Folha - O sr. poderia dar um exemplo?
Fernandes Dias -
Até o objeto mais simples, seja um ralador de mandioca, tem uma imensa carga semântica. Do ponto de vista indígena, a criação de seus objetos não é humana. Os protótipos foram criados pelos demiurgos no tempo da criação do mundo. O copyright desses objetos é sobrenatural, é divino. Esses objetos transportam o poder divino dos seres que os criaram. Não são feitos para ser apreciados, mas para agirem.

Folha - Eles só fazem sentido quando são usados?
Fernandes Dias -
São objetos que servem para transformar a realidade. Essa capacidade dos objetos é um poder divino, que os objetos conservam. No mundo há dois níveis de realidade: a material e a espiritual. Quando um índio manipula um material, ele está a manipular energia cósmica. Quando ele fabrica alguma coisa, implica duas obras: uma obra técnica, que é um saber artesanal, e a manipulação de energias cósmicas.
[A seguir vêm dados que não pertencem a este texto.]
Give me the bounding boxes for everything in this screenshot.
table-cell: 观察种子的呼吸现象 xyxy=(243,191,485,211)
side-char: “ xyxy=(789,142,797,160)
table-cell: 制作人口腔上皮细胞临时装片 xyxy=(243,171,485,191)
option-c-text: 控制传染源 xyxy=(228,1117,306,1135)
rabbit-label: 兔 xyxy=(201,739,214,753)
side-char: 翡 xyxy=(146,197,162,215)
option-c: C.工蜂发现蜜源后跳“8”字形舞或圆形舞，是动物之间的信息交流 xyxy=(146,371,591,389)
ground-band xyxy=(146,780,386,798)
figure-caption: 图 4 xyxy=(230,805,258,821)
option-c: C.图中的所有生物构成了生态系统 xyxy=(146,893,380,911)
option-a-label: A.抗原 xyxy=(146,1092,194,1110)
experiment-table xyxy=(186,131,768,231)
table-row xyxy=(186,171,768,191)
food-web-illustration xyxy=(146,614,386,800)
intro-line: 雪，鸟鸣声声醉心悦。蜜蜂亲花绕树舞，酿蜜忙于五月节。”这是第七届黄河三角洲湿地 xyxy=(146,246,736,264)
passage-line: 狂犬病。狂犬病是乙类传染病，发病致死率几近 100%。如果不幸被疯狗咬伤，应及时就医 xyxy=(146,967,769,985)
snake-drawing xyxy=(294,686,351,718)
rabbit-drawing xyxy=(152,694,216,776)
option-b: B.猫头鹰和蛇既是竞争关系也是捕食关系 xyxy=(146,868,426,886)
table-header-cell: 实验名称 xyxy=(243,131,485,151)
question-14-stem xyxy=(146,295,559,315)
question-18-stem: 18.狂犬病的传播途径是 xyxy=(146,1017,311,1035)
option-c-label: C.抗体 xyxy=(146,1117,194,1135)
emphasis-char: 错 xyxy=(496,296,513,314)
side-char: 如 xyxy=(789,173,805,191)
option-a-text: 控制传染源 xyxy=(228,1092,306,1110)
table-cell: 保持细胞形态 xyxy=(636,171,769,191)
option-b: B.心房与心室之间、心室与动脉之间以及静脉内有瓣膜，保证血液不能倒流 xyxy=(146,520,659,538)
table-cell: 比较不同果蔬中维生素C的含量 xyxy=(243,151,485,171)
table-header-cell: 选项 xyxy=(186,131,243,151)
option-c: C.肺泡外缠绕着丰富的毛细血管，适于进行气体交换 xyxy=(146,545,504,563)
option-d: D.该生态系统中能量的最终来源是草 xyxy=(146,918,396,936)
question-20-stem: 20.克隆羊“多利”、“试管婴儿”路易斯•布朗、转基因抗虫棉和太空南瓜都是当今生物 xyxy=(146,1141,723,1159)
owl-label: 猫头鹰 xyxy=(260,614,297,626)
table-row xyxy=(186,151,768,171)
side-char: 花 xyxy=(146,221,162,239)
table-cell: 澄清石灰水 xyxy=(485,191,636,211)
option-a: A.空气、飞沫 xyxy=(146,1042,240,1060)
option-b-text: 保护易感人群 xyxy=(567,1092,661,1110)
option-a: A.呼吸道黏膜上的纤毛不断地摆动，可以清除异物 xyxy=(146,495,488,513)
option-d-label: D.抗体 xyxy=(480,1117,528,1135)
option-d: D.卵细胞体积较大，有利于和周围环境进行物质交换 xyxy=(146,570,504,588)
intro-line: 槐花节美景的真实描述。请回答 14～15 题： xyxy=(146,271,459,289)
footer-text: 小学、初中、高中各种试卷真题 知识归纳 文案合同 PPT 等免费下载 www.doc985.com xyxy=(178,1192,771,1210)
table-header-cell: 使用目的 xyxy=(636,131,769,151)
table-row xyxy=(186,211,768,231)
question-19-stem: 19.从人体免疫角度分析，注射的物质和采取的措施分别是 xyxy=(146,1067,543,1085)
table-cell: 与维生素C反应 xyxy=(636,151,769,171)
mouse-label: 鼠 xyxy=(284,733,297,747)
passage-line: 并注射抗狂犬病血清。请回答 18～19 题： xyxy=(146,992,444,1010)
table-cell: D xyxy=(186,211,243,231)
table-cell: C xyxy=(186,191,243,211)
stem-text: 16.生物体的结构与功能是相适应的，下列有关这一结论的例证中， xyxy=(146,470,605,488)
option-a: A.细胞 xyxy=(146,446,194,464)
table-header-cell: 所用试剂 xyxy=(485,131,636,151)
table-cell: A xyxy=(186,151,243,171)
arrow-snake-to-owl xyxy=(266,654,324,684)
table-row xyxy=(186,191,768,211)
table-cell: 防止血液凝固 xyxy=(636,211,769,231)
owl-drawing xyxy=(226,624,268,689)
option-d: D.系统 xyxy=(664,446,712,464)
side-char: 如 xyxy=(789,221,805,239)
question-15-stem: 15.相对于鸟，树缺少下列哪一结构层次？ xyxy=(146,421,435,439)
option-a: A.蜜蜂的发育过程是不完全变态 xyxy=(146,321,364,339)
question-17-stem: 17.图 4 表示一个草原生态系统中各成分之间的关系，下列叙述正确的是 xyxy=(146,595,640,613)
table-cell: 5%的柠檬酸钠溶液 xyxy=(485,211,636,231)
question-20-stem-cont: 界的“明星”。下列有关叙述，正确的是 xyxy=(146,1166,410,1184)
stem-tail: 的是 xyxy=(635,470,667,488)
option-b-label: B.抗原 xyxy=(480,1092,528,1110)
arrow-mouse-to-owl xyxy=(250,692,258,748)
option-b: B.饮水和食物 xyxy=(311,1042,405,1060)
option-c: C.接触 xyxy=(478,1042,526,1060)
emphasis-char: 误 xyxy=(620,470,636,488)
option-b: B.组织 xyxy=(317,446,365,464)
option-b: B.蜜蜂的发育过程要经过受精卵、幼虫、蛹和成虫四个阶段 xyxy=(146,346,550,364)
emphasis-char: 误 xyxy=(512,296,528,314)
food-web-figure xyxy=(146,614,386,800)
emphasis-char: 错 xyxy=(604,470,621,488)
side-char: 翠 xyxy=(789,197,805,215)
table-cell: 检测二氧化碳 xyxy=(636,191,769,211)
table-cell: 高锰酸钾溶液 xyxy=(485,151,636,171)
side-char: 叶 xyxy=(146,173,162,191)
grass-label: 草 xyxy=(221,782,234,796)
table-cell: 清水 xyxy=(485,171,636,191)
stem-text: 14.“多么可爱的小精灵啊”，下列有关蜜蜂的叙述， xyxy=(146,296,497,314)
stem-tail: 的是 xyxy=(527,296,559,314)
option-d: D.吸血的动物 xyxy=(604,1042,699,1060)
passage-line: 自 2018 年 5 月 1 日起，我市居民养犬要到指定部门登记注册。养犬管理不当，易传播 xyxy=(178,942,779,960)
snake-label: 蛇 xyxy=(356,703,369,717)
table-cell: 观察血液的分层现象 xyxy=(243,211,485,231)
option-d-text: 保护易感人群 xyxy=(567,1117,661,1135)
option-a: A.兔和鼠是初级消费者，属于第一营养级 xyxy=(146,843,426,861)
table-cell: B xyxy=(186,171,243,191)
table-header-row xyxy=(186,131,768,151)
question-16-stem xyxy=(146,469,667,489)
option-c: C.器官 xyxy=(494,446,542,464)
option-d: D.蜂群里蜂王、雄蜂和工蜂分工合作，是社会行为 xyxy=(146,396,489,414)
Folha - Então é errado chamar obras indígenas de artesanato?
Fernandes Dias -
É absolutamente errado. Porque a arte dos índios implica um conhecimento filosófico complexo e sofisticado. Não é mera repetição. Queremos alertar as pessoas de que as visões estereotipadas que elas têm são falsas. A exposição tem essa função de criar dúvidas: a pessoa achava que era assim, mas não é bem assim.

Folha - A idéia é corrigir erros?
Fernandes Dias -
É. Um dos equívocos é chamar arte de artesanato. Não é a primeira vez que estamos a chamar esses objetos indígenas de arte. A diferença é que outras exposições são compostas de 90% de arte plumária. O que nós estamos a fazer aqui? Estamos a deslocar as referências. Não é mais a referência ocidental, não é mais a arte clássica, não é o uso cerimonial. Estamos a frisar a densidade de sentidos que os objetos tornam presentes. Há uma frase na tese da professora Lucia van Velthem (também curadora do módulo de artes indígenas) que eu gosto muito: "Esses objetos servem mais para dar a ver do que para serem vistos".

Folha - Por que a arte índia é reabilitada de tempos em tempos, como no romantismo e no modernismo, e depois cai no esquecimento?
Fernandes Dias -
Cada um desses movimentos tem uma razão diferente. No romantismo, a intenção era construir uma idéia de nação. No modernismo, a idéia era se distinguir do europeu. Penso também que há uma grande diferença entre a utilização dos modernistas brasileiros das artes indígenas e a utilização da arte africana pelos modernistas europeus. Os modernistas europeus usam a arte africana para introduzir um elemento estranho, para revolucionar. Aqui, os modernistas utilizaram a arte indígena com muita parcimônia. O artista mais óbvio é Vicente do Rego Monteiro, que não é de vanguarda em lugar nenhum. Aqui, a arte indígena não é utilizada para fazer uma ruptura, é para acentuar o nacionalismo.

Folha - O crítico Mário Pedrosa detecta na arte contemporânea uma tentativa de romper os limites entre vida e arte, como os índios. Não é uma visão eurocêntrica?
Fernandes Dias -
Não. Nas sociedades indígenas, não há separação entre vida e arte, os objetos servem para modificar a vida. A arte separada da vida é uma idéia criada no Ocidente a partir do renascimento. A arte do século 20 visava quebrar essa barreira entre a arte e a vida, e aí há um paralelismo com as artes indígenas.

Folha - Havia a idéia de que as artes indígenas deveriam servir de modelo?
Fernandes Dias -
Não. Picasso usou máscaras africanas em suas pinturas, mas não é isso que é importante. Rego Monteiro usou arte marajoara como modelo, mas poderia usar uma natureza-morta. Penso que, na arte contemporânea brasileira, a questão não passa por uma apropriação meramente iconográfica, mas de conceitos.

Folha - Eles tinham consciência de que estavam usando conceitos indígenas?
Fernandes Dias -
Estou convencido de que era consciente.